Изменить стиль страницы

25

«Душа неизъяснимая»

«На западе догорал небесный пожар, оставляя по себе лишь россыпь багровых угольев. Это очередной день умирал, меркнул на моих глазах, и дальнее зарево от пепелища, словно бы настигая меня, отражалось в ближайшей сонной бочажине. Серый туск тут же притек на весеннюю хладную землю, пахнущую прозрачной снежницей, кисловатым бродивом свалявшейся в клочья прошлогодней травы, разлился по всей поречной бережине, где свинцовой чешуею затаились меж кочек коварные водяные прыски.

Я стоял под корявой сосенкой, часто переступывая, чтобы не засосало в плывуны, луговина чавкала подо мною, затягивала сапоги; но слух мой ловил дальние и близкие звуки, подступавшие со всех сторон. Высоко над головою звонко проблеял бекас – лесной барашек, неожиданно спикировал на меня и снова взмыл в белесое пустынное небо, часто стрижа острыми крылами; совсем рядом зацвиркали, загулькали лягушки, отчаянным ором своим подражая песенному тетеревиному переливу; совсем рядом со свистом прошли чирки, и сполошливый перебор крыл дрожью отозвался в моей груди. Я спохватился, вскинул запоздало ружье. Нет, всё не то. Смеркалось тихо, лениво, казалось никогда не наползет на мою кулижку черная гряда туч, застрявшая на горизонте, за которой и наступит долгожданная темень. Я с нетерпением ждал, когда захрюкает первый вальдшнеп – провожатый солнца и белого света.

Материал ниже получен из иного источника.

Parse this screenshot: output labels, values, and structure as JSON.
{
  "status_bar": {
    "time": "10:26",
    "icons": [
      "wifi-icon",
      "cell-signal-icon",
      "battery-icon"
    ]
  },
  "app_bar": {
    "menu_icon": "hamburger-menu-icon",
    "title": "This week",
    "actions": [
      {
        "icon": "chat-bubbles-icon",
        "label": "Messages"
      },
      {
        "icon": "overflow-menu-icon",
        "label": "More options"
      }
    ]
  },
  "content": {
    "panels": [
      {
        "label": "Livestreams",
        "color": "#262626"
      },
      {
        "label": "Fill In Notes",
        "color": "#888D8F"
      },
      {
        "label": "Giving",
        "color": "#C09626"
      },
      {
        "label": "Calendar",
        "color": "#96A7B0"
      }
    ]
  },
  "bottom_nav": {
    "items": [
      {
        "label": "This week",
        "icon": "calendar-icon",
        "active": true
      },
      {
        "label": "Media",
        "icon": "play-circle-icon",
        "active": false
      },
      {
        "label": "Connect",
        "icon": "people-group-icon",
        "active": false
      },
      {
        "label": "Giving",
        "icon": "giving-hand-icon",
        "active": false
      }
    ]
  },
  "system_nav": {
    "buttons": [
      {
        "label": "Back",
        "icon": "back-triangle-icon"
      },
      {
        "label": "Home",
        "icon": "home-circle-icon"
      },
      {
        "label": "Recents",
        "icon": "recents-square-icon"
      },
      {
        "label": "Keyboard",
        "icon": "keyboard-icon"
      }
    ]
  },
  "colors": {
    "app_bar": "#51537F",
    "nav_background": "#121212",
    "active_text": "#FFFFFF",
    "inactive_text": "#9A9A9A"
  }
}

Кто не бывал на весенних тягах и токах, кто не заражен охотою, тому никогда не понять необычности того настроения, похожего на молебен, когда душа переменчиво скидывается от неожиданной грусти до беспричинной, вроде бы, радости. Хотя всякому чувству есть повод, ибо сама умиротворенность вечереющей земли, необратимое угасание солнца, и кротость, стекающая с небес, невольно отпечатываются на человеке и завладевают сердцем. Вдруг беспричинно покажется тебе, что эта охота – последняя в жизни и уже никогда не повторится; вот пропадет однажды всякое внутреннее желание, охолонут кровь и молодеческий порыв, а там и сам собою сядешь на лавку, и уже не приведут тебя ноги на свадебные игрища в эти сыри и хляби, где празднует любовные часы удивительная птица, которую человеку почему-то хочется взять с ружья. Но печаль от мгновенности бытия тут же сменяется беспечным счастием, словно бы ты недавно народился на свет, а впереди тебе ещё не считано лет, и, слава Богу, что превозмогая лень, ты всё-таки выбрался на токовище, а, значит, за верность заведенному уставу ещё не раз выпадет праздник.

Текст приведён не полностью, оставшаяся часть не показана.